Today, approximately half the refugees are dead, Williams estimates. Of those who remain, a number have managed to build new lives for themselves. But a good number still struggle--like Avril, who wiles away his days in a psychiatric institution; or Raoul Surpris, who struggles with drug addiction and is homeless.

Then, there are the refugees still in immigration limbo. All the children who were born on Guantánamo are effectively stateless, since the camp authorities would not give them US birth certificates and Haiti has not extended citizenship rights to them either. "Their status is still hanging in the air," says Pierre-Louis.

As for the adults, many are still waiting for their asylum applications to be processed, still waiting to find out if they can live in the United States or will be sent back to Haiti.

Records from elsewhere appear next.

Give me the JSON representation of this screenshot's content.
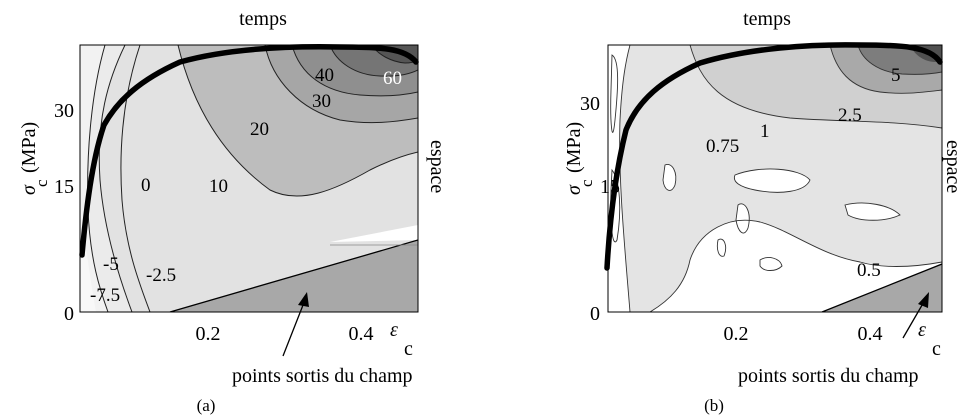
{
  "panels": [
    {
      "id": "a",
      "caption": "(a)",
      "top_label": "temps",
      "right_label": "espace",
      "ylabel_sigma": "σ",
      "ylabel_sub": "c",
      "ylabel_unit": "(MPa)",
      "xlabel_eps": "ε",
      "xlabel_sub": "c",
      "y_ticks": [
        "0",
        "15",
        "30"
      ],
      "x_ticks": [
        "0.2",
        "0.4"
      ],
      "annotation": "points sortis du champ",
      "contour_labels": [
        "60",
        "40",
        "30",
        "20",
        "10",
        "0",
        "-2.5",
        "-5",
        "-7.5"
      ]
    },
    {
      "id": "b",
      "caption": "(b)",
      "top_label": "temps",
      "right_label": "espace",
      "ylabel_sigma": "σ",
      "ylabel_sub": "c",
      "ylabel_unit": "(MPa)",
      "xlabel_eps": "ε",
      "xlabel_sub": "c",
      "y_ticks": [
        "0",
        "15",
        "30"
      ],
      "x_ticks": [
        "0.2",
        "0.4"
      ],
      "annotation": "points sortis du champ",
      "contour_labels": [
        "5",
        "2.5",
        "1",
        "0.75",
        "0.5"
      ]
    }
  ],
  "chart_data": [
    {
      "type": "heatmap",
      "panel": "a",
      "x_ticks": [
        0.2,
        0.4
      ],
      "y_ticks": [
        0,
        15,
        30
      ],
      "contour_levels": [
        -7.5,
        -5,
        -2.5,
        0,
        10,
        20,
        30,
        40,
        60
      ]
    },
    {
      "type": "heatmap",
      "panel": "b",
      "x_ticks": [
        0.2,
        0.4
      ],
      "y_ticks": [
        0,
        15,
        30
      ],
      "contour_levels": [
        0.5,
        0.75,
        1,
        2.5,
        5
      ]
    }
  ]
}
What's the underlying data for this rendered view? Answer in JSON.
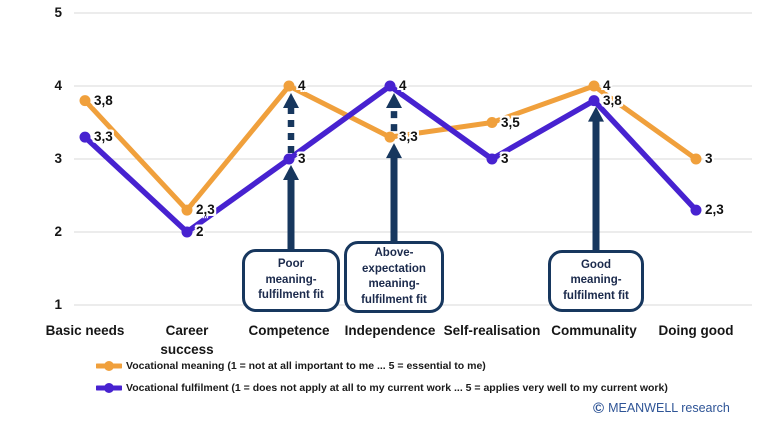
{
  "chart_data": {
    "type": "line",
    "categories": [
      "Basic needs",
      "Career success",
      "Competence",
      "Independence",
      "Self-realisation",
      "Communality",
      "Doing good"
    ],
    "series": [
      {
        "name": "Vocational meaning (1 = not at all important to me ... 5 = essential to me)",
        "values": [
          3.8,
          2.3,
          4,
          3.3,
          3.5,
          4,
          3
        ],
        "point_labels": [
          "3,8",
          "2,3",
          "4",
          "3,3",
          "3,5",
          "4",
          "3"
        ],
        "color": "#F0A03C"
      },
      {
        "name": "Vocational fulfilment (1 = does not apply at all to my current work ... 5 = applies very well to my current work)",
        "values": [
          3.3,
          2,
          3,
          4,
          3,
          3.8,
          2.3
        ],
        "point_labels": [
          "3,3",
          "2",
          "3",
          "4",
          "3",
          "3,8",
          "2,3"
        ],
        "color": "#4722D0"
      }
    ],
    "ylim": [
      1,
      5
    ],
    "yticks": [
      5,
      4,
      3,
      2,
      1
    ],
    "grid": true,
    "gridline_color": "#D9D9D9",
    "legend_position": "bottom-left",
    "layout_hints": {
      "wrap_category_indices": [
        1
      ]
    }
  },
  "annotations": [
    {
      "lines": [
        "Poor",
        "meaning-",
        "fulfilment fit"
      ],
      "category_index": 2,
      "arrow_to_series": 1,
      "dashed_gap": {
        "from_series": 1,
        "to_series": 0
      }
    },
    {
      "lines": [
        "Above-",
        "expectation",
        "meaning-",
        "fulfilment fit"
      ],
      "category_index": 3,
      "arrow_to_series": 0,
      "dashed_gap": {
        "from_series": 0,
        "to_series": 1
      }
    },
    {
      "lines": [
        "Good",
        "meaning-",
        "fulfilment fit"
      ],
      "category_index": 5,
      "arrow_to_series": 1,
      "dashed_gap": null
    }
  ],
  "annotation_color": "#17375E",
  "footer": {
    "copyright_symbol": "©",
    "copyright_text": "MEANWELL research"
  }
}
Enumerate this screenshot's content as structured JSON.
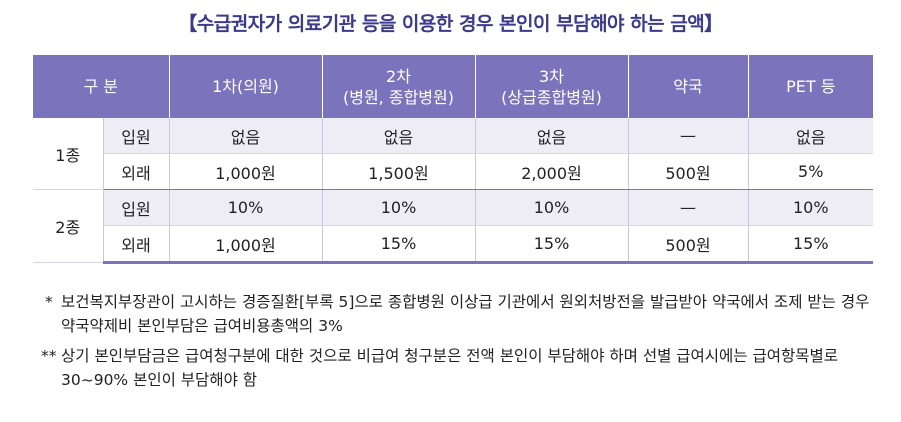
{
  "title": "【수급권자가 의료기관 등을 이용한 경우 본인이 부담해야 하는 금액】",
  "table": {
    "headers": [
      "구 분",
      "1차(의원)",
      "2차",
      "(병원, 종합병원)",
      "3차",
      "(상급종합병원)",
      "약국",
      "PET 등"
    ],
    "groups": [
      {
        "label": "1종",
        "rows": [
          {
            "type": "입원",
            "values": [
              "없음",
              "없음",
              "없음",
              "—",
              "없음"
            ]
          },
          {
            "type": "외래",
            "values": [
              "1,000원",
              "1,500원",
              "2,000원",
              "500원",
              "5%"
            ]
          }
        ]
      },
      {
        "label": "2종",
        "rows": [
          {
            "type": "입원",
            "values": [
              "10%",
              "10%",
              "10%",
              "—",
              "10%"
            ]
          },
          {
            "type": "외래",
            "values": [
              "1,000원",
              "15%",
              "15%",
              "500원",
              "15%"
            ]
          }
        ]
      }
    ]
  },
  "notes": [
    {
      "mark": "*",
      "text": "보건복지부장관이 고시하는 경증질환[부록 5]으로 종합병원 이상급 기관에서 원외처방전을 발급받아 약국에서 조제 받는 경우 약국약제비 본인부담은 급여비용총액의 3%"
    },
    {
      "mark": "**",
      "text": "상기 본인부담금은 급여청구분에 대한 것으로 비급여 청구분은 전액 본인이 부담해야 하며 선별 급여시에는 급여항목별로 30~90% 본인이 부담해야 함"
    }
  ]
}
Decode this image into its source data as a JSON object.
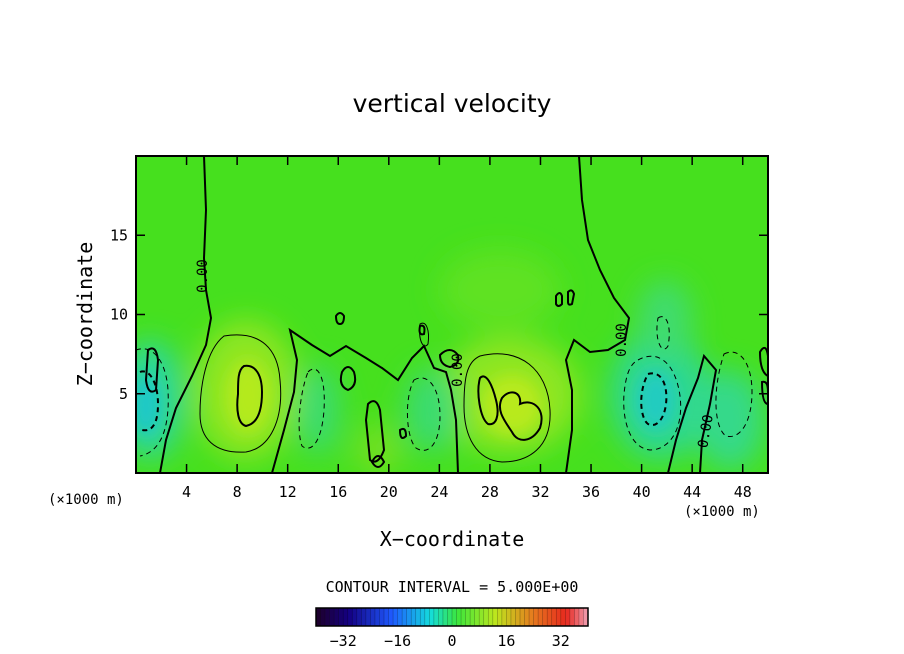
{
  "chart_data": {
    "type": "heatmap",
    "title": "vertical velocity",
    "xlabel": "X−coordinate",
    "ylabel": "Z−coordinate",
    "x_unit_left": "(×1000 m)",
    "x_unit_right": "(×1000 m)",
    "xlim": [
      0,
      50
    ],
    "ylim": [
      0,
      20
    ],
    "x_ticks": [
      4,
      8,
      12,
      16,
      20,
      24,
      28,
      32,
      36,
      40,
      44,
      48
    ],
    "y_ticks": [
      5,
      10,
      15
    ],
    "contour_interval_text": "CONTOUR INTERVAL = 5.000E+00",
    "contour_labels": [
      "0.00",
      "0.00",
      "0.00",
      "0.00",
      "0.00"
    ],
    "colorbar": {
      "range": [
        -40,
        40
      ],
      "ticks": [
        -32,
        -16,
        0,
        16,
        32
      ],
      "tick_labels": [
        "−32",
        "−16",
        "0",
        "16",
        "32"
      ]
    },
    "features": [
      {
        "kind": "updraft",
        "x": 8.8,
        "z": 4.5,
        "peak": 10
      },
      {
        "kind": "updraft",
        "x": 29.5,
        "z": 4.5,
        "peak": 11
      },
      {
        "kind": "updraft",
        "x": 19,
        "z": 1.2,
        "peak": 5
      },
      {
        "kind": "downdraft",
        "x": 1.0,
        "z": 4.5,
        "peak": -14
      },
      {
        "kind": "downdraft",
        "x": 41.5,
        "z": 4.5,
        "peak": -12
      },
      {
        "kind": "downdraft",
        "x": 46.5,
        "z": 4.0,
        "peak": -9
      },
      {
        "kind": "downdraft",
        "x": 14.5,
        "z": 3.5,
        "peak": -5
      },
      {
        "kind": "downdraft",
        "x": 23.5,
        "z": 3.5,
        "peak": -5
      }
    ]
  }
}
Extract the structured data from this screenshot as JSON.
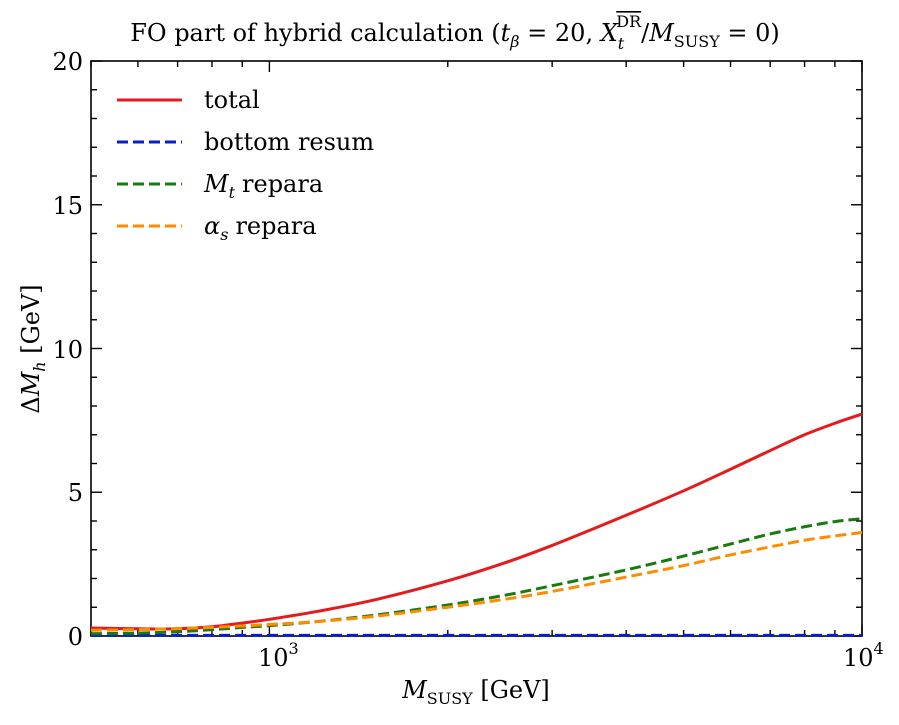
{
  "chart_data": {
    "type": "line",
    "title": {
      "text": "FO part of hybrid calculation (",
      "tb_sym": "t",
      "tb_sub": "β",
      "tb_eq": " = 20, ",
      "xt_sym": "X",
      "xt_sub": "t",
      "xt_sup": "DR",
      "slash": "/",
      "m_sym": "M",
      "m_sub": "SUSY",
      "m_tail": " = 0)"
    },
    "xlabel": {
      "sym": "M",
      "sub": "SUSY",
      "unit": " [GeV]"
    },
    "ylabel": {
      "delta": "Δ",
      "sym": "M",
      "sub": "h",
      "unit": " [GeV]"
    },
    "xscale": "log",
    "xlim": [
      500,
      10000
    ],
    "ylim": [
      0,
      20
    ],
    "yticks": [
      {
        "value": 0,
        "label": "0"
      },
      {
        "value": 5,
        "label": "5"
      },
      {
        "value": 10,
        "label": "10"
      },
      {
        "value": 15,
        "label": "15"
      },
      {
        "value": 20,
        "label": "20"
      }
    ],
    "xticks": [
      {
        "value": 1000,
        "base": "10",
        "exp": "3"
      },
      {
        "value": 10000,
        "base": "10",
        "exp": "4"
      }
    ],
    "x": [
      500,
      600,
      700,
      800,
      900,
      1000,
      1200,
      1500,
      2000,
      2500,
      3000,
      4000,
      5000,
      6000,
      7000,
      8000,
      9000,
      10000
    ],
    "series": [
      {
        "name": "total",
        "label": "total",
        "color": "#e41a1c",
        "dash": "solid",
        "values": [
          0.28,
          0.25,
          0.25,
          0.32,
          0.45,
          0.58,
          0.85,
          1.25,
          1.92,
          2.55,
          3.15,
          4.2,
          5.05,
          5.8,
          6.45,
          7.0,
          7.4,
          7.72
        ]
      },
      {
        "name": "bottom-resum",
        "label": "bottom resum",
        "color": "#0a1ccf",
        "dash": "dashed",
        "values": [
          0.02,
          0.02,
          0.02,
          0.02,
          0.02,
          0.02,
          0.02,
          0.02,
          0.02,
          0.02,
          0.02,
          0.02,
          0.02,
          0.02,
          0.02,
          0.02,
          0.02,
          0.02
        ]
      },
      {
        "name": "mt-repara",
        "label": "repara",
        "label_sym": "M",
        "label_sub": "t",
        "color": "#1a7a10",
        "dash": "dashed",
        "values": [
          0.08,
          0.1,
          0.15,
          0.22,
          0.3,
          0.36,
          0.5,
          0.72,
          1.08,
          1.42,
          1.75,
          2.3,
          2.78,
          3.2,
          3.55,
          3.8,
          3.98,
          4.08
        ]
      },
      {
        "name": "alphas-repara",
        "label": "repara",
        "label_sym": "α",
        "label_sub": "s",
        "color": "#ff8c00",
        "dash": "dashed",
        "values": [
          0.2,
          0.22,
          0.26,
          0.3,
          0.35,
          0.4,
          0.5,
          0.68,
          1.0,
          1.28,
          1.55,
          2.05,
          2.45,
          2.82,
          3.1,
          3.33,
          3.48,
          3.6
        ]
      }
    ],
    "legend_position": "top-left",
    "grid": false
  }
}
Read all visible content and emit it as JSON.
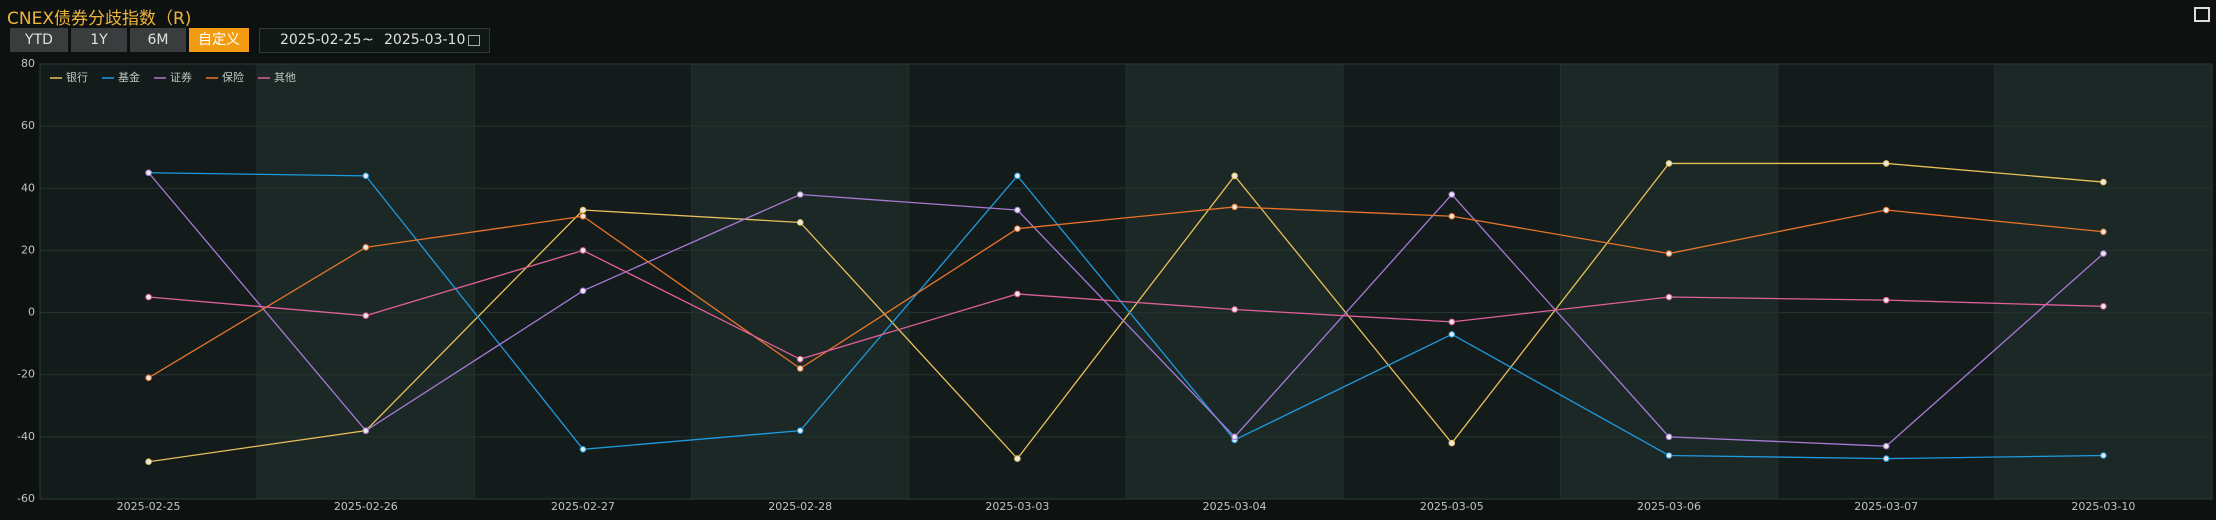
{
  "header": {
    "title": "CNEX债券分歧指数（R)"
  },
  "controls": {
    "buttons": [
      "YTD",
      "1Y",
      "6M",
      "自定义"
    ],
    "active": 3,
    "date_range": {
      "start": "2025-02-25",
      "separator": "~",
      "end": "2025-03-10"
    }
  },
  "chart_data": {
    "type": "line",
    "categories": [
      "2025-02-25",
      "2025-02-26",
      "2025-02-27",
      "2025-02-28",
      "2025-03-03",
      "2025-03-04",
      "2025-03-05",
      "2025-03-06",
      "2025-03-07",
      "2025-03-10"
    ],
    "series": [
      {
        "name": "银行",
        "color": "#e8c15a",
        "values": [
          -48,
          -38,
          33,
          29,
          -47,
          44,
          -42,
          48,
          48,
          42
        ]
      },
      {
        "name": "基金",
        "color": "#1e9be0",
        "values": [
          45,
          44,
          -44,
          -38,
          44,
          -41,
          -7,
          -46,
          -47,
          -46
        ]
      },
      {
        "name": "证券",
        "color": "#a77ad6",
        "values": [
          45,
          -38,
          7,
          38,
          33,
          -40,
          38,
          -40,
          -43,
          19
        ]
      },
      {
        "name": "保险",
        "color": "#e8742a",
        "values": [
          -21,
          21,
          31,
          -18,
          27,
          34,
          31,
          19,
          33,
          26
        ]
      },
      {
        "name": "其他",
        "color": "#e0609a",
        "values": [
          5,
          -1,
          20,
          -15,
          6,
          1,
          -3,
          5,
          4,
          2
        ]
      }
    ],
    "ylim": [
      -60,
      80
    ],
    "yticks": [
      -60,
      -40,
      -20,
      0,
      20,
      40,
      60,
      80
    ],
    "grid": true,
    "legend": "top-left"
  }
}
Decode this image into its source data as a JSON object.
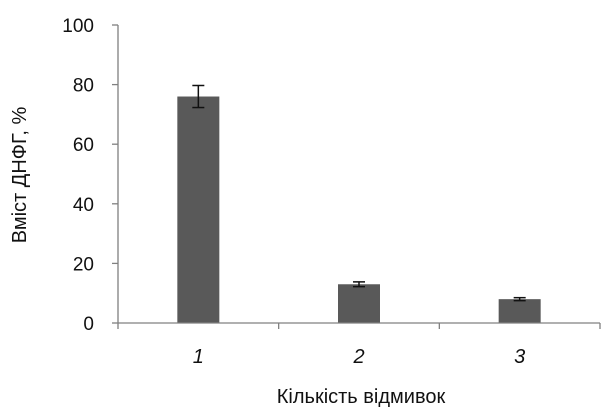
{
  "chart_data": {
    "type": "bar",
    "categories": [
      "1",
      "2",
      "3"
    ],
    "values": [
      76,
      13,
      8
    ],
    "errors": [
      3.7,
      0.8,
      0.5
    ],
    "title": "",
    "xlabel": "Кількість відмивок",
    "ylabel": "Вміст ДНФГ, %",
    "ylim": [
      0,
      100
    ],
    "yticks": [
      "0",
      "20",
      "40",
      "60",
      "80",
      "100"
    ],
    "grid": false,
    "bar_color": "#595959"
  }
}
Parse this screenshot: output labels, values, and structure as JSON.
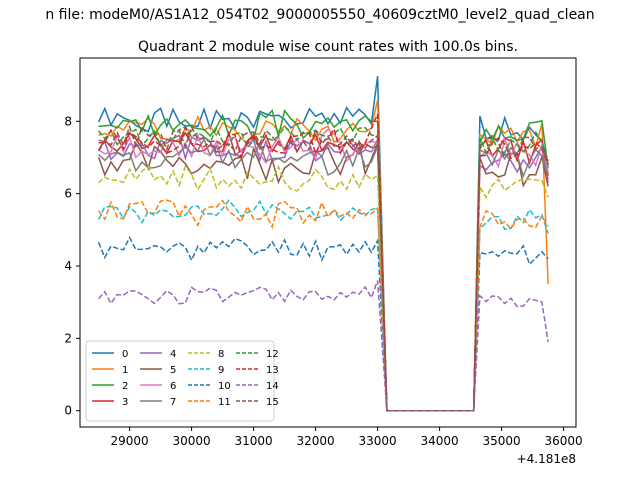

And while the asylum process can drag on for any applicant, many refugees see their wait as more evidence of discrimination. "So many bad people have a place, but I'm not official," says Fils, who applied for asylum in 1994 and whose HIV-negative sons and parents have already gained refugee and permanent-resident status. One son even joined the Marines. "Why I give my son to fight for this country and I can't have a place here?"

Ten years later, questions like these remain unanswered, and the hard lessons of Guantánamo have yet to be learned, while many of the old mistakes are being repeated.